US 11,704,037 B2
Deduplicated storage disk space utilization
Anirvan Duttagupta, San Jose, CA (US); Shreyas Talele, Santa Clara, CA (US); and Anubhav Gupta, Sunnyvale, CA (US)
Assigned to Cohesity, Inc., San Jose, CA (US)
Filed by Cohesity, Inc., San Jose, CA (US)
Filed on Mar. 30, 2020, as Appl. No. 16/834,136.
Prior Publication US 2021/0303192 A1, Sep. 30, 2021
Int. Cl. G06F 3/06 (2006.01); G06F 16/901 (2019.01); H04L 9/40 (2022.01)

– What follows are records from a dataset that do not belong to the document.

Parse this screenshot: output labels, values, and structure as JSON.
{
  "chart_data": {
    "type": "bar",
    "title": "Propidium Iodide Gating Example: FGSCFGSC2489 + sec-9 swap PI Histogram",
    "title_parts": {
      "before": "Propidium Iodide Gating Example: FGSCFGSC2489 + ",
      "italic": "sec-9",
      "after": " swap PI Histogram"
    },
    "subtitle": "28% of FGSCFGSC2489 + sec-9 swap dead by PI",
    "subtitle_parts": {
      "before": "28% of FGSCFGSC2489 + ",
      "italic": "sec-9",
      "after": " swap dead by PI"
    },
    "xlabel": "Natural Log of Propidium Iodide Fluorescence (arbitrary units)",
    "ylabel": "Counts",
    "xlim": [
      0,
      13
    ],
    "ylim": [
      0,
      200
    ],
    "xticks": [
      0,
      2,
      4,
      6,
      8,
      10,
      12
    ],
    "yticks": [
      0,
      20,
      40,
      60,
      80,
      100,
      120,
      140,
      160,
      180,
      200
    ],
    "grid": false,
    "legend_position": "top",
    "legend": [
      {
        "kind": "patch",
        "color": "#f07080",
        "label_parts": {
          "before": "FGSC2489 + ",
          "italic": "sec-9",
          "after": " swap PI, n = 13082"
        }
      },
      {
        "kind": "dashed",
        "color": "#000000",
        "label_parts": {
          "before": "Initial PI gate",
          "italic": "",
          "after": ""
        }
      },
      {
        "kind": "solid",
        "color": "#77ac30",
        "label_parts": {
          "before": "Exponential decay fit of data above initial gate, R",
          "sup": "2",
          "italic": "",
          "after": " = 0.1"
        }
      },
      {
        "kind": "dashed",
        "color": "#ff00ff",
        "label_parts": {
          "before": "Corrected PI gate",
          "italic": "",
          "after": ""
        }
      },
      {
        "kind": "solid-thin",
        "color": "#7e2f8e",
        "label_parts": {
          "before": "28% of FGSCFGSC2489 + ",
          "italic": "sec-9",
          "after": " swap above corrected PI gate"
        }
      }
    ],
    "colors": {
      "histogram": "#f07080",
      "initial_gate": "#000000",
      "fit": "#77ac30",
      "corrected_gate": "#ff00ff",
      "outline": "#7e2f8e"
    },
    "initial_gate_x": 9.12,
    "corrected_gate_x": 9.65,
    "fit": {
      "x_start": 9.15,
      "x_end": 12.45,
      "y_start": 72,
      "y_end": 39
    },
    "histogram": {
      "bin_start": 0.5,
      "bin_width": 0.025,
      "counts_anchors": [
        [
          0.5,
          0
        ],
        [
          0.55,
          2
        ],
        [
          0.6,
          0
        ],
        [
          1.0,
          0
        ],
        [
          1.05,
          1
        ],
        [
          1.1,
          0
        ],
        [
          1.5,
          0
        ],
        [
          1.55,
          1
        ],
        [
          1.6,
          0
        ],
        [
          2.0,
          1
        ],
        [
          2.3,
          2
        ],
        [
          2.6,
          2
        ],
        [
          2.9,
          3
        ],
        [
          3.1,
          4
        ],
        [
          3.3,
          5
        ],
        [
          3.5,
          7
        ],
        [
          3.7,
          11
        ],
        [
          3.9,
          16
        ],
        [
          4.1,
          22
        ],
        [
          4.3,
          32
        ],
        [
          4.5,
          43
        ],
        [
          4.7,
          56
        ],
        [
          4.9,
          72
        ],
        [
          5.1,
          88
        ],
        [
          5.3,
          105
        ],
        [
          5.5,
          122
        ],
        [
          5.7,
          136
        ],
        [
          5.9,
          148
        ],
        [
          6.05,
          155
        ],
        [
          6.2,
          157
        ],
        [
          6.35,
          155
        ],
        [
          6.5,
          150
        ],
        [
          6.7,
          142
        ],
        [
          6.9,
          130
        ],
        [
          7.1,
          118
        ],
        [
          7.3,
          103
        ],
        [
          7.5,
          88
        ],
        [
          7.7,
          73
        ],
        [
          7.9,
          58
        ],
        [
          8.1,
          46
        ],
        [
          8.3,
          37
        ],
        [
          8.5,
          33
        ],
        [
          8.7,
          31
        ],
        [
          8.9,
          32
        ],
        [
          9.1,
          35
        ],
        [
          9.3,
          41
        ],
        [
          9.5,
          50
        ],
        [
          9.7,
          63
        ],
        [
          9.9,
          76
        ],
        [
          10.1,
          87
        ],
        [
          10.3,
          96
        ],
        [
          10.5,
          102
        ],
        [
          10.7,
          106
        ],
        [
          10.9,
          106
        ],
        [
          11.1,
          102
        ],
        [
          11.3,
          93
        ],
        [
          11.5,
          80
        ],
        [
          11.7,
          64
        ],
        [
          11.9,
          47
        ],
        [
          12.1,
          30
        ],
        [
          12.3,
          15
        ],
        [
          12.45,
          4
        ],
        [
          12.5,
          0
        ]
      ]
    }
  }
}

CPC G06F 3/0641 (2013.01) [G06F 3/067 (2013.01); G06F 3/0608 (2013.01); G06F 16/9027 (2019.01); H04L 63/20 (2013.01)] 16 Claims
OG exemplary drawing
 
1. A method, comprising:
traversing a plurality of different views of data associated with a first storage domain stored on a deduplicated storage to determine data chunks belonging to each view of the plurality of different views of data associated with the first storage domain, wherein the deduplicated storage separately deduplicates the data associated with the first storage domain from data associated with one or more other storage domains, wherein at least a first copy and a second copy of a first data chunk are stored by the deduplicated storage and the first copy of the first data chunk is included in the data associated with the first storage domain and the second copy of the first data chunk is included in the data associated with a second storage domain;
receiving a request for a metric associated with disk space utilization of a group of one or more selected views of data associated with the first storage domain included in the plurality of different views of data associated with the first storage domain that are stored on the deduplicated storage;
identifying data chunks belonging to the one or more selected views of data associated with the first storage domain of the group but not other views of the plurality of different views of data associated with the first storage domain stored on the deduplicated storage, wherein the identified data chunks includes the first copy of the first data chunk;
determining an incremental disk space utilization of the group including by determining a total size of the identified data chunks;
providing the metric associated with disk space utilization based on the determined incremental disk space utilization of the group; and
using the metric associated with disk space utilization to manage the deduplicated storage, wherein managing the deduplicated storage comprises:
determining a trajectory associated with disk space utilization associated with the group;
adjusting one or more policies associated with the deduplicated storage, wherein the one or more policies associated with the deduplicated storage reduce a frequency at which one or more protection jobs associated with the group are performed; and
determining a modified trajectory associated with the disk space utilization associated with the group based on the one or more adjusted policies associated with the deduplicated storage.